During my school years, I largely have been mercifully unaware of the concept of race. I grew up in a military family and have stayed in almost all parts of the country, including few foreign countries as well. Because of constant exposure to varied races and cultures, I have never being particularly distressed with any race and interaction with people from different races has been an integral part of my growing years. Moreover, my family is also not restrictive on race and therefore, I have people of different race in my family life. All these factors don’t make acknowledging racial difference a specific event of my life.
Upon thinking and rambling in the memories of past, I remember one incidence where I specifically realized the intensity of racism and the negative feelings associated with it. The incidence took place when my family moved to military house in North Chicago. Military houses are usually surrounded with families of all race and culture and so was ours. However, when I joined the school, I was bullied by other children who were not white and I was declared to belong to minority community as whites were less in number in that school. I was singled out and was subjected to rebuked and bullied behavior of other non-white children. This event is hazy in my memories because my family stayed in North Chicago for less than a year and soon I moved out from that school. However, upon recollecting I realize that this event marks the point in my life when I truly became aware of race and became subject of the negative feelings associated with it.

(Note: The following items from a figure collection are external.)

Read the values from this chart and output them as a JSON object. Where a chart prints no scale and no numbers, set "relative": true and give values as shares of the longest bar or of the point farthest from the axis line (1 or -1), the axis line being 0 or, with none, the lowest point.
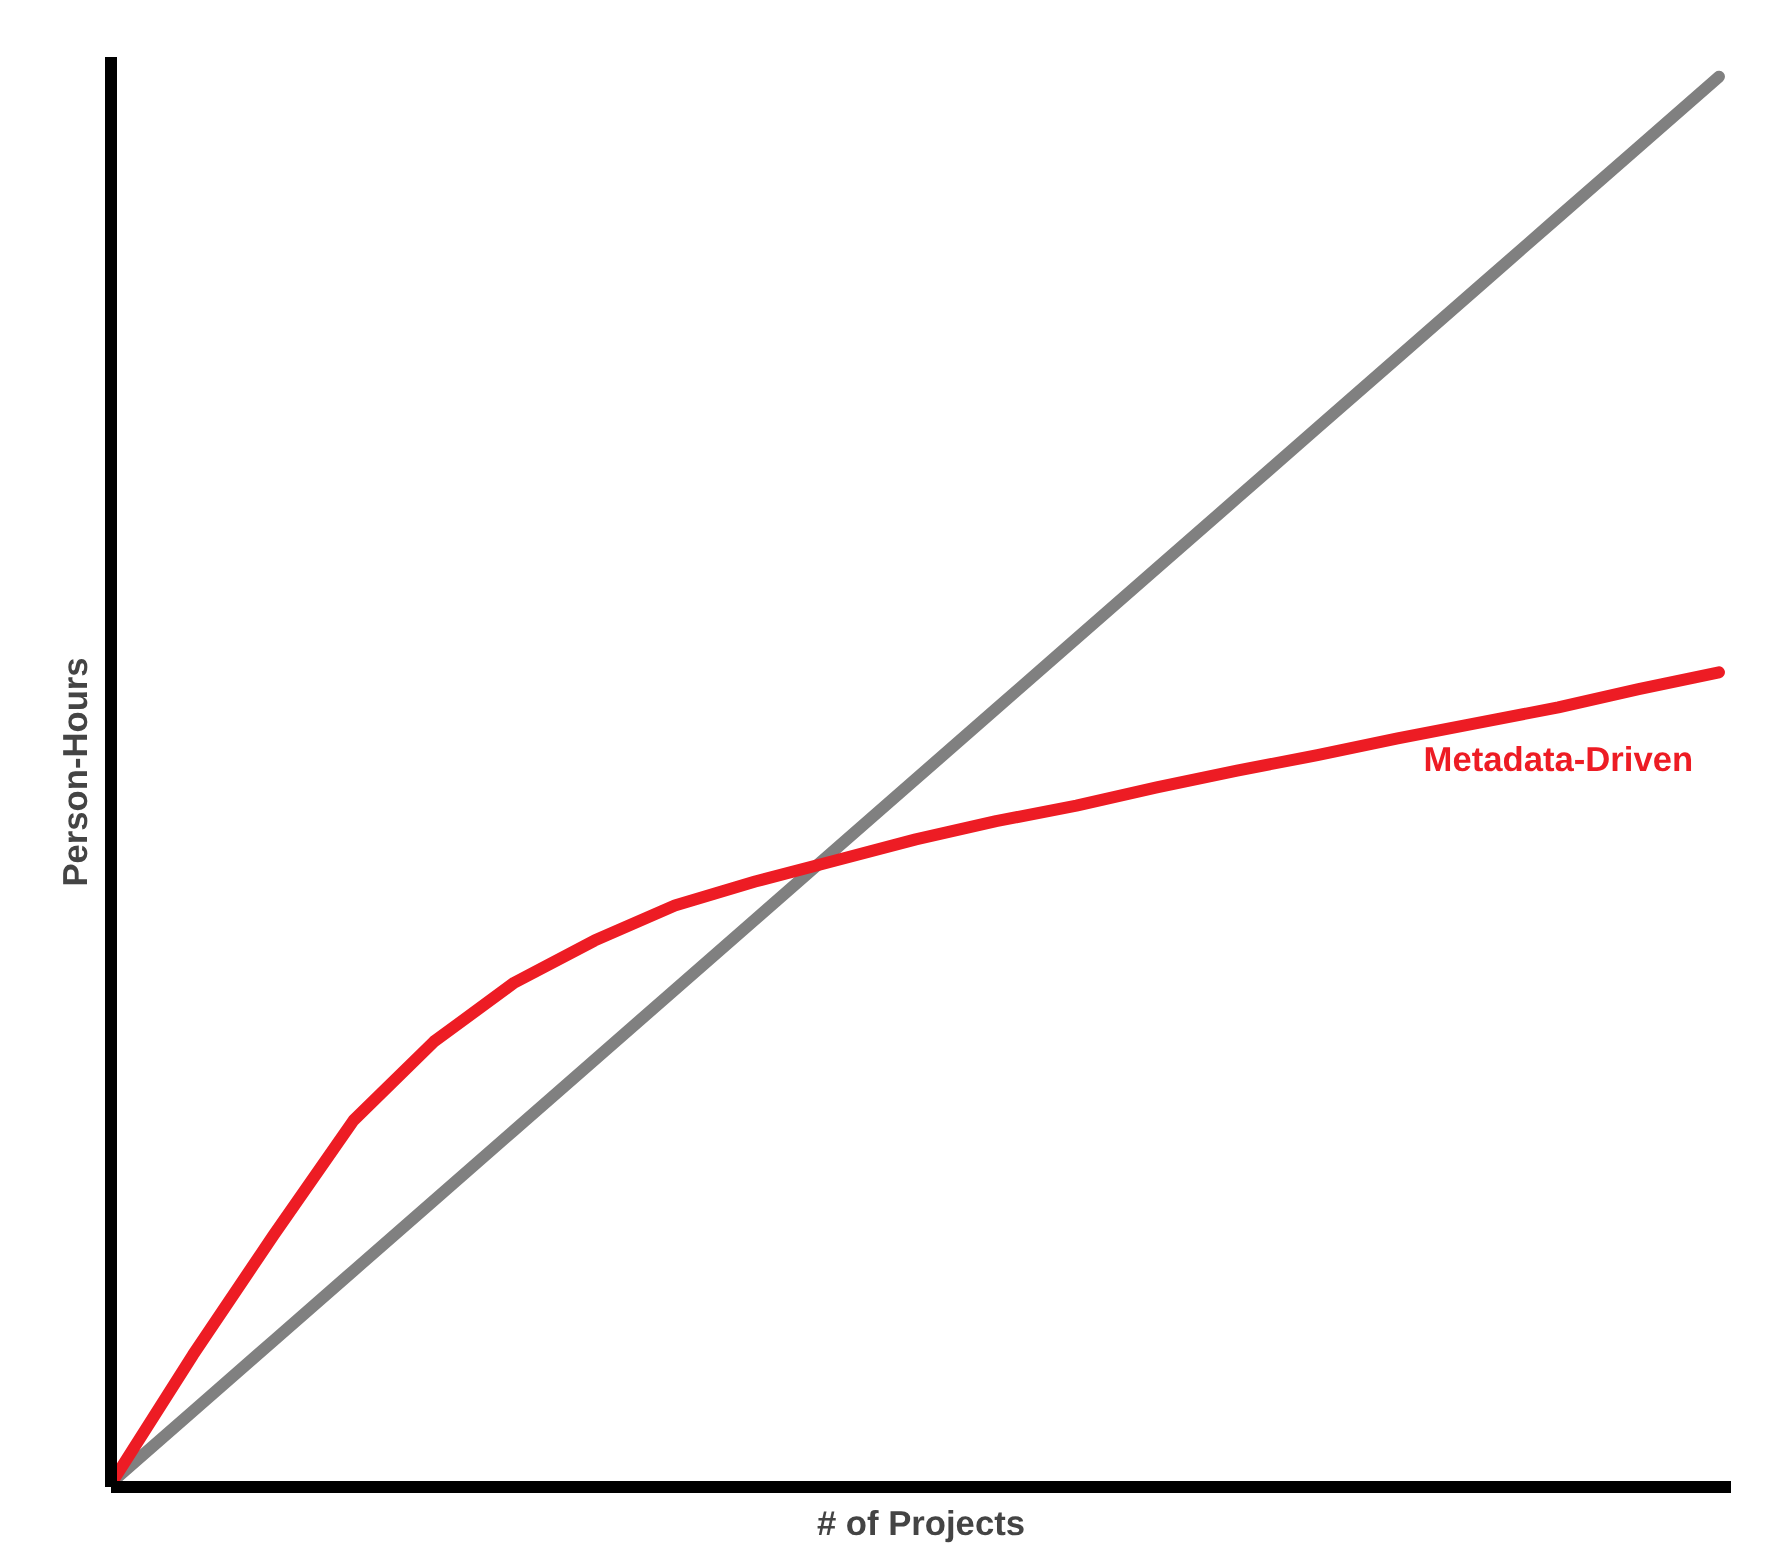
{
  "chart_data": {
    "type": "line",
    "relative": true,
    "xlabel": "# of Projects",
    "ylabel": "Person-Hours",
    "categories": [
      null,
      null,
      null,
      null,
      null,
      null,
      null,
      null,
      null,
      null,
      null,
      null,
      null,
      null,
      null,
      null,
      null,
      null,
      null,
      null,
      null
    ],
    "series": [
      {
        "color": "#808080",
        "values": [
          0,
          0.05,
          0.1,
          0.15,
          0.2,
          0.25,
          0.3,
          0.35,
          0.4,
          0.45,
          0.5,
          0.55,
          0.6,
          0.65,
          0.7,
          0.75,
          0.8,
          0.85,
          0.9,
          0.95,
          1
        ]
      },
      {
        "name": "Metadata-Driven",
        "color": "#ed1c24",
        "values": [
          0,
          0.09,
          0.175,
          0.257,
          0.313,
          0.355,
          0.385,
          0.41,
          0.427,
          0.442,
          0.457,
          0.47,
          0.481,
          0.494,
          0.506,
          0.517,
          0.529,
          0.54,
          0.551,
          0.564,
          0.576
        ]
      }
    ],
    "grid": false,
    "tick_labels": false,
    "line_style": "solid",
    "marker": "none"
  }
}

The school history doesn’t comprise of category of races efficiently and there is no systematic work pertaining to the description of racism and races in the history textbooks and teaching curriculum (Anderson). The views on races are frequently driven by and associated with the skin color and black people are black because of their skin color. However, a very interesting case has been presented by Anderson, where a family was ruled by the court to be “legally black” because “Phipps family had a traceable amount of black blood” and the United States highest court also adhered to the decision because “rule that defines as black any person with any African-American ancestry despite his or her physical characteristics” (Anderson, p. 88). Racism arises from ethnocentrism which is based on conviction that one religion or culture is superior to others and to this statement; I can relate my life incidence of being singled out and considered as inferior by the non-white children.
The racism and race are the concept of modern era and the ancients of Greek and Romans didn’t classify the human’s superiority and inferiority on the basis of skin color. The diversity and beauty of the humans of different races was appreciated by the ancients without the slightest intention of racism. The conviction of African Americans to be viewed as inferior to Native Americans is defined in history with the fact that European settlers in North America, in their search for slave labor considered African Americans as inferior racially and suited for the servile jobs . European settlers, in order to legalize slavery of African Americans created legal systems that promoted the attacks on Natives and acquired their lands. They invested in white people and promoted them as superior race in comparison to other races present in North America. As stated by Lipsitz, “The possessive investment in whiteness is not a simple matter of black and white” (Lipsitz, p. 2) and all minority groups have been subjected to the racism driven hostility and exploitation. At this point, I would like to draw on my limited experience of racism which was also based on minority, only difference being that in North Chicago white children were in minority and thus, subject to be ostracized socially and bullied.
It is significant for the elimination of racism that children should be taught the truth about race and U.S. history. Presently, the textbook in history states races as the result of different gene pools, observed facts and physical characteristics that are prominent to facilitate differentiation and teaches them there exists different perspectives which determines the ethnicity and race. However, to unite America, it is important that children realize than race is not a product of biology, of natural evolution or of nature rather it the choice of human to segregate themselves in races and is a product of history. Race is an ideology which needs comprehension and explanation and not the blind following. Therefore, race does not define one religion or culture to be superior to others. These are created by humans to fulfill their selfish motives. Children ought to know the history of America that it was rich in resources and the landscapes of North America were so dense with wood that they had to be cut by the colonist to commute. The myths of Indians being the inferior race should be eliminated with the Indians being preserving the Amazon area which was ruined by Columbus. They should be informed that for the race and culture, a common ground exists which is above all the races and cultures. Thus, children need to learn the real facts of race and U.S. history which is not included in textbooks.
Work Cited
Anderson, James D. "How We Learn About Race through History." Lloyd S. Kramer, Donald Reid and William L. Barney. Learning history in America: schools, cultures, and politics. University of Minnesota Press, 1994. 87 - 106.
Cheney, Lynne V. "Former Chair of the National Endowment for the Humanities." n.d.
Lipsitz, George. The possessive investment in whiteness: how white people profit from identity politics. Philadelphia: Temple University Press, 1998.
Mann, Charles C. "1491: new revelations of the Americas before Columbus." The Atlantic Monthly 2002 March 2006: 41-53.